Re stats, I just checked for correlation between what my Dataman app is telling me, and what my AT&T Usage Data Detail indicates. Using my 11/14 example, wherein I noted that Dataman indicated "nearly 70MB of cellular data usage within 20 minutes" it specifically showed 69.1 MB in the 02:00 to 03:00 (wee hour) time period. Yet, when I view my AT&T Data Detail, I see a 35826KB at 00:07 (just before I had installed Dataman), and the next entry is a text message at 12:01 that day (noon). Not a thing in between. As you may recall, I was extremely surprised to find that large cellular data usage from my playing some video news clips just before I finally hit the sack, as I was in my wi-fi area the entire time. Also, I see no record of those hourly tiny dribbles of cellular data that Dataman is reporting (i.e. 35.5KB, 28.7KB, 29.6KB, 30.3KB. at 03, 04, 05, 06).
I'm really left wondering why Dataman showed such a high cellular data usage (69.1MB), yet AT&T didn't bill me for that.
My husband and my shared data went from .50 gig to .75 gig in 8 hours. Our phones were dead and charging during part of that time. During the rest of that time we only used the waze app and a few minutes of facetime. We finally just turned the cellular data off. This happened two days after my husband updated to iOS6 and I updated during those 8 hours. It's ridiculous!!! Not happy right now!

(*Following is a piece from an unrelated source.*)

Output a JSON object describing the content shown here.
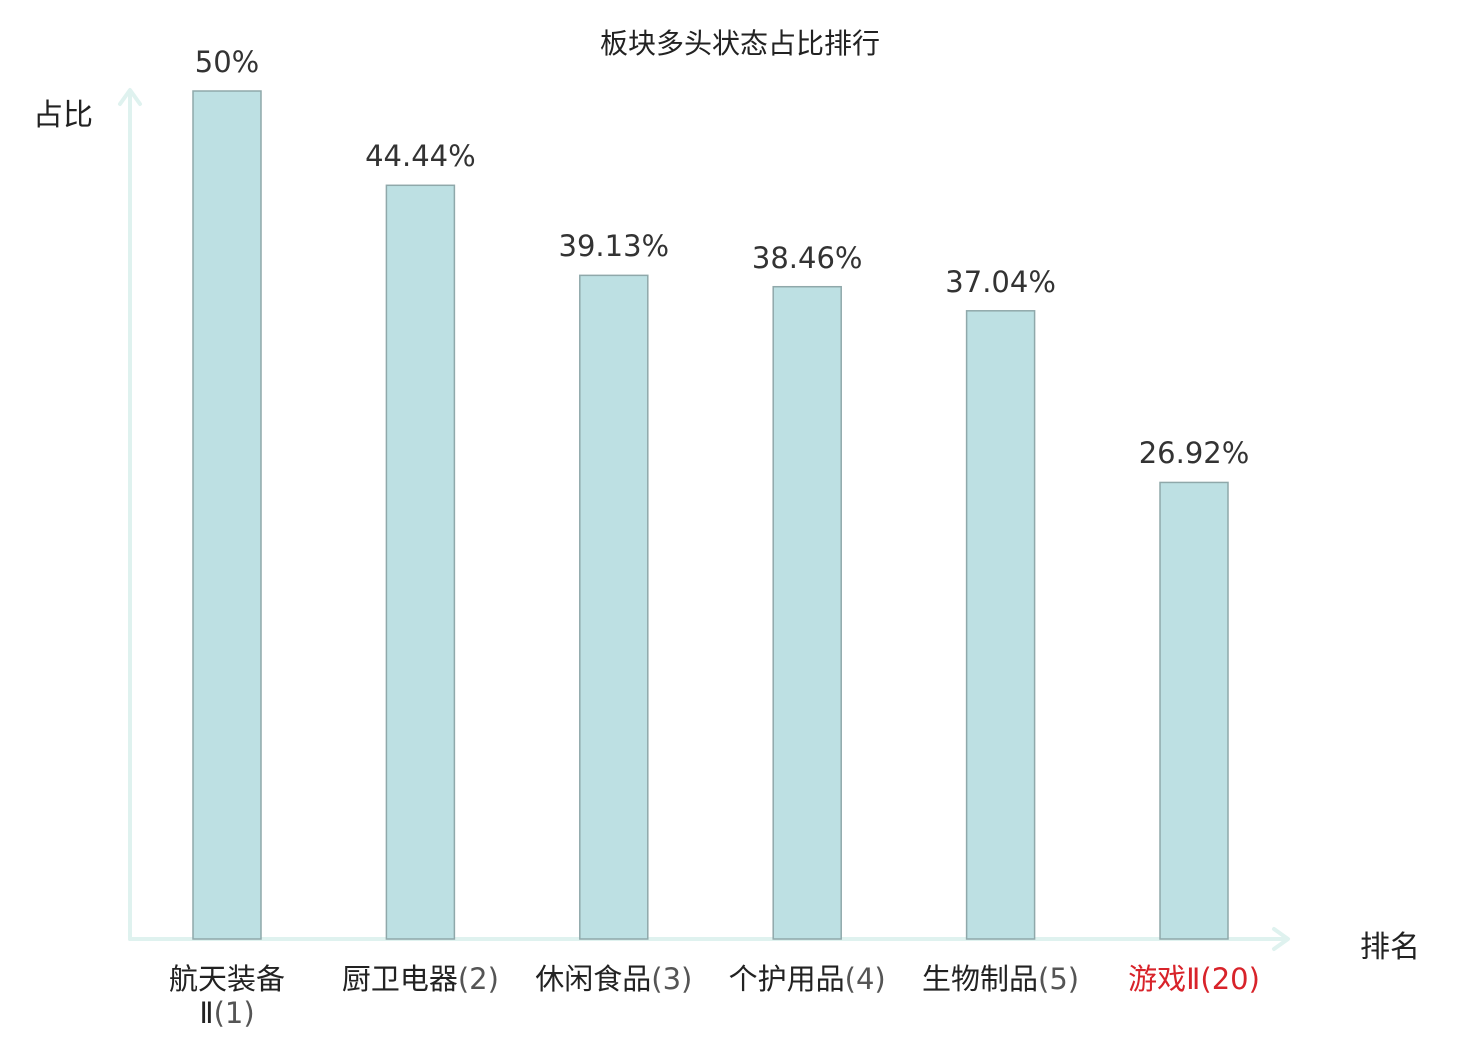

My 4s / 6.0.1, wifes 4 / 6.0 both on AT&T, son's 4s / 6.0 on Virgin Canada. All are seeing increased data usage. My wife is on a 200 MB plan - for the last year she only cracked 100 MB once. After updating to ios 6 she used 300 MB on one day in October, and 150MB on Nov 12 when she was at home all day on wifi. She watched a few videos in Safari that day but should have been on wifi. She switched data off yesterday when she went through her limit - turned it on today for a few minutes to check her daughter's address and sucked up 20 MB in a few minutes before switching it off again. My son is at college in Toronto - he says a number of friends with iphones were hit with big data fees last month - he is on a pay-as-you-go-plan which blew out 2 days into the cycle. He's computer savvy and paranoid about data usage - if this isn't fixed he'll drop data entirely or switch back to an old Nexus S.